Guaranteed Farm Ownership Loan
A loan made by another lender and guaranteed by FSA to eligible applicants to purchase, enlarge, or make capital improvements to family farms, or to promote soil and water conservation and protection. Maximum loan amount is $852,000 (for FY 2006). A percentage of guaranteed farm ownership loan funds is targeted for beginning farmers.
A loan made by another lender and guaranteed by FSA to an eligible applicant to assist with the financial costs of operating a farm. Maximum loan amount is $852,000 (for FY 2006). A percentage of guaranteed operating loan funds is targeted for beginning.
A loan available to Indian tribes for purchasing privately held lands within their respective reservations boundaries.

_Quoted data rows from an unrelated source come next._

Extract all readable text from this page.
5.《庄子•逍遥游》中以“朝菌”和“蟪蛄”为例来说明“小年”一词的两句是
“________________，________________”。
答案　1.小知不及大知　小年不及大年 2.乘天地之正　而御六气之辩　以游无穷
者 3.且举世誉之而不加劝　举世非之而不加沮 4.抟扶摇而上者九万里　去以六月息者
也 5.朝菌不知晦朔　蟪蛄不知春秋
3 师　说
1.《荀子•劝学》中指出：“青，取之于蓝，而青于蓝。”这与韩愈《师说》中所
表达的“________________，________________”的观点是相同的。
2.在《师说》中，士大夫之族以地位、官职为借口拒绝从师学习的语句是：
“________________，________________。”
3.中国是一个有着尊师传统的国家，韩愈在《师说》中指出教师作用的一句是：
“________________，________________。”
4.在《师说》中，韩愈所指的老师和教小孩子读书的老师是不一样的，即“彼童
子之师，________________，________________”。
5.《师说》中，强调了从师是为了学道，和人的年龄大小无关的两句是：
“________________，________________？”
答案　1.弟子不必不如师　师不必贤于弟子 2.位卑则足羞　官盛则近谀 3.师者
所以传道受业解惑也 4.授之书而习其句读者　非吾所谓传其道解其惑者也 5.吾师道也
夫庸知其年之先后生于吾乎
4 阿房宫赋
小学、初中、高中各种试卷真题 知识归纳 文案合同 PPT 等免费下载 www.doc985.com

Provides financial assistance to eligible producers affected by drought, flood, hurricane, or other natural disasters. This federally funded program covers noninsurable crop losses and planting prevented by disasters. Producers who are landowners, tenants, or sharecroppers who share in the risk of producing an eligible crop are eligible. Eligible crops include commercial crops and other agricultural commodities produced for food (including livestock feed) or fiber for which the catastrophic level of crop insurance is unavailable. Also eligible for NAP coverage are controlled-environment crops (mushrooms and floriculture), specialty crops (honey and maple sap), and value loss crops (aquaculture, Christmas trees, ginseng, ornamental nursery, and turfgrass sod).
Provide producers interim financing at harvest time to meet cash flow needs without having to sell their commodities when market prices are typically at harvest-time lows. Allowing producers to store production at harvest facilitates more orderly marketing of commodities throughout the year. Marketing assistance loans for covered commodities are nonrecourse because the commodities are pledged as loan collateral and producers have the option of delivering the pledged collateral to CCC as full payment for the loan at maturity.
A producer who is eligible to obtain a loan, but who agrees to forgo the loan, may obtain an LDP. The LDP rate equals the amount by which the applicable loan rate where the commodity is stored exceeds the alternative loan repayment rate for the respective commodity.
Provides loans to processors of domestically-produced sugarcane and sugar beets for the construction or upgrading of storage and handling facilities for raw sugars and refined sugars. Loans may be made only for the purchase and installation of eligible storage facilities, permanently affixed handling equipment, or the remodeling of existing facilities.
Provides operating type loans to eligible rural youth applicants to finance a modest income-producing agricultural project. Maximum loan amount is $5,000.